Concluding the sexual abuse and its impacts were “at the upper end of the worst-case scale”, an Ontario court has awarded a plaintiff $400,000 for non-pecuniary damages: D.S. v. Quesnelle, 2019 ONSC 3230. From ages 5 to 10, the plaintiff had endured horrendous weekly sexual assaults by his stepfather.

In making this award for pain and suffering, the court expressly chose not to be restricted by the ‘cap’ on non-pecuniary damages that the Supreme Court of Canada in its 1978 trilogy of decisions said should apply in catastrophic personal injury cases. This cap was set at $100,000 in 1978, but adjusted for inflation, it amounts to $368,000 in 2019 dollars.

It has long been recognized that the policy reasons for a ‘cap’ in catastrophic personal injury cases that result from accidents and negligent conduct simply do not apply to intentional misconduct like sexual assault, which is a distinctive wrong that causes unique harms and injuries. Unlike other unlawful conduct, sexual assault is a targeted and inherently violent form of abuse of power that humiliates, degrades and violates the dignity of those who experience it.

Notwithstanding its decision to introduce a ‘cap’ into Canadian law, the Supreme Court of Canada has accepted that there are circumstances in which it will not apply. For example, in the defamation context, there is no arbitrary limit on what a person who has suffered damage to reputation and dignity may be awarded as non-pecuniary damages: Hill v. Scientology of Toronto, [1995] 2 S.C.R. 1130.

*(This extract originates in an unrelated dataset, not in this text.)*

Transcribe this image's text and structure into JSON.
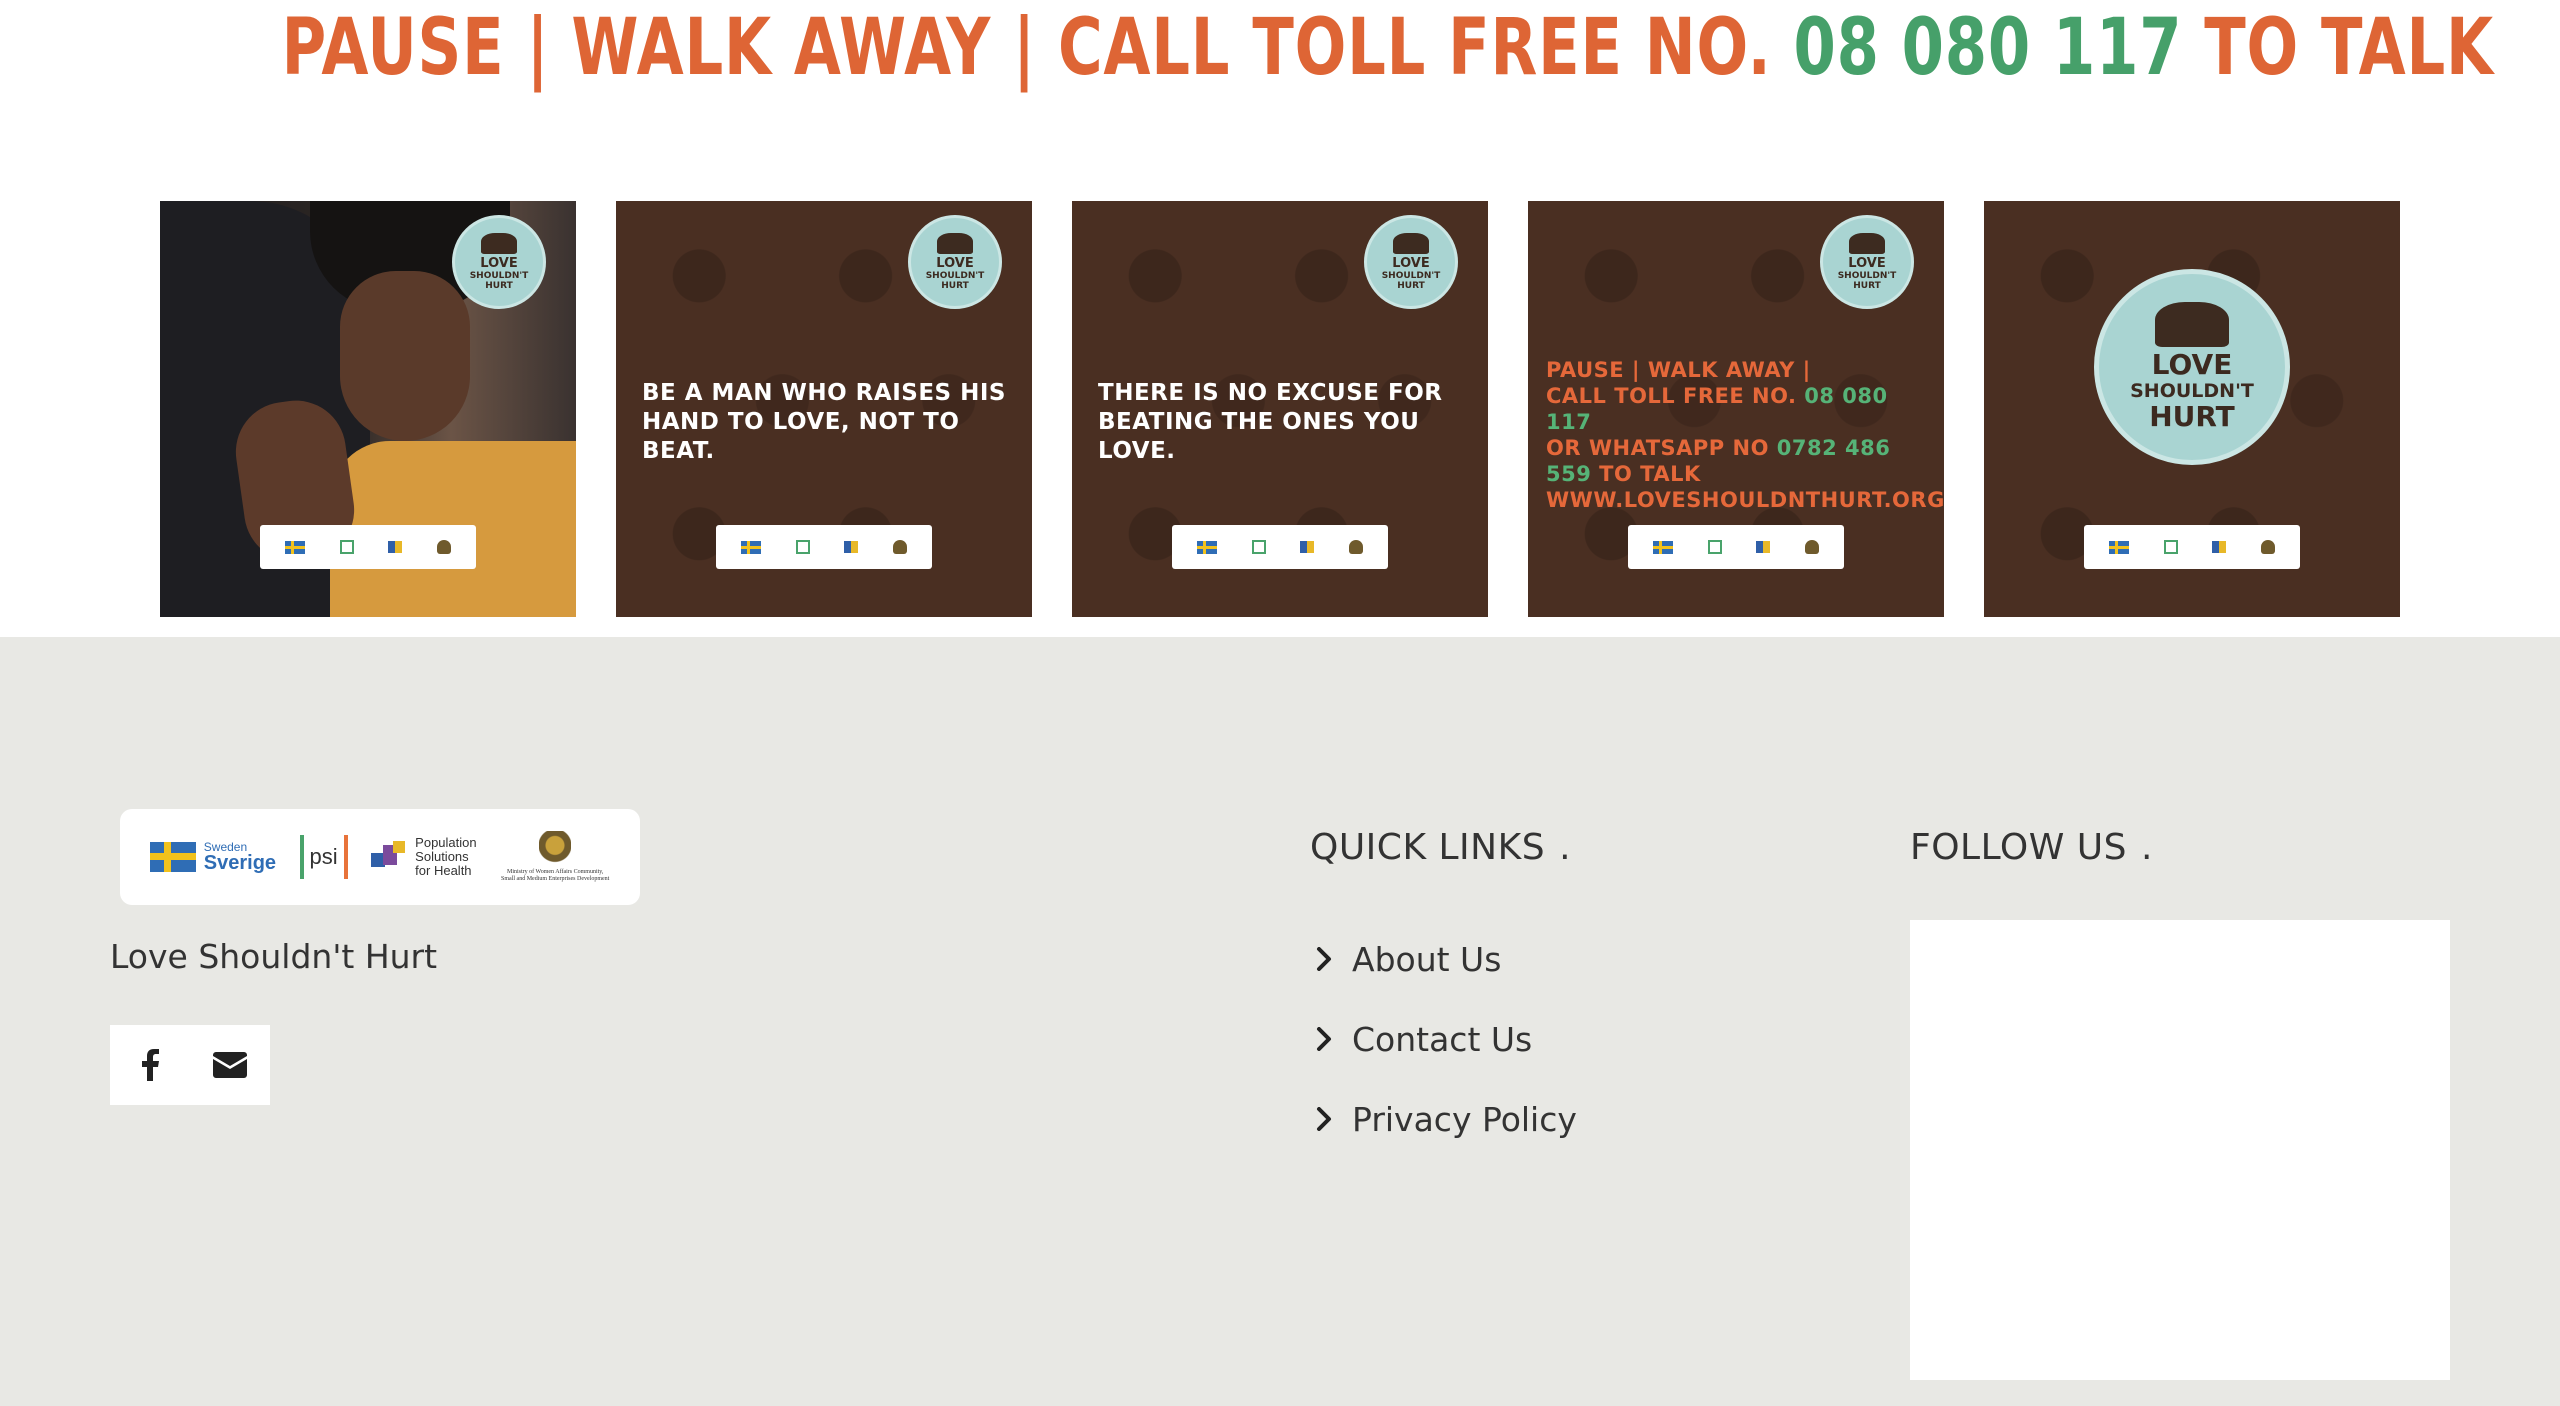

In 1996, the British Columbia Court of Appeal extended the exception to a case of incest by a father against his daughter, finding the policy justifications for the ‘cap’ simply did not apply: S.F. v. F.G.C., 1996 CanLII 6597 (B.C.C.A.). Unlike with catastrophic personal injury, there is little risk that a plaintiff, who has been sexually assaulted and suffered devastating psychological harms as a result, will be ‘overcompensated’ because of already generous awards under pecuniary heads of damage, such as loss of earning capacity or cost of care, that are intended to provide lifetime economic security. Nor are awards in sexual assault cases ones that could negatively impact the public purse or cause enormous increases in insurance premiums, both concerns that informed the Supreme Court of Canada’s decision to introduce a ‘cap’ on non-pecuniary damages for personal injury.

And yet it took more than two decades for an Ontario court to address the appropriateness of the ‘cap’ in the sexual abuse context. With the release of the decision in D.S. v. Quesnelle, we now have in Ontario an unequivocal statement that the ‘cap’ should not constrain damages for pain and suffering for sexual abuse, and an award that actually exceeds the amount of the cap. This is consistent with the trend towards greater recognition by society and by our courts of the depth of the harms caused by sexual violation and exploitation. While the claim in D.S. v. Quesnelle was undefended, the court’s decision should help pave the way for awards that reflect the full extent of the wrongs perpetrated and their consequences on individual survivors of sexual abuse. Courts need not feel artificially constrained by precedents that have either explicitly or implicitly been informed by the ‘cap’, or by the ‘cap’ itself.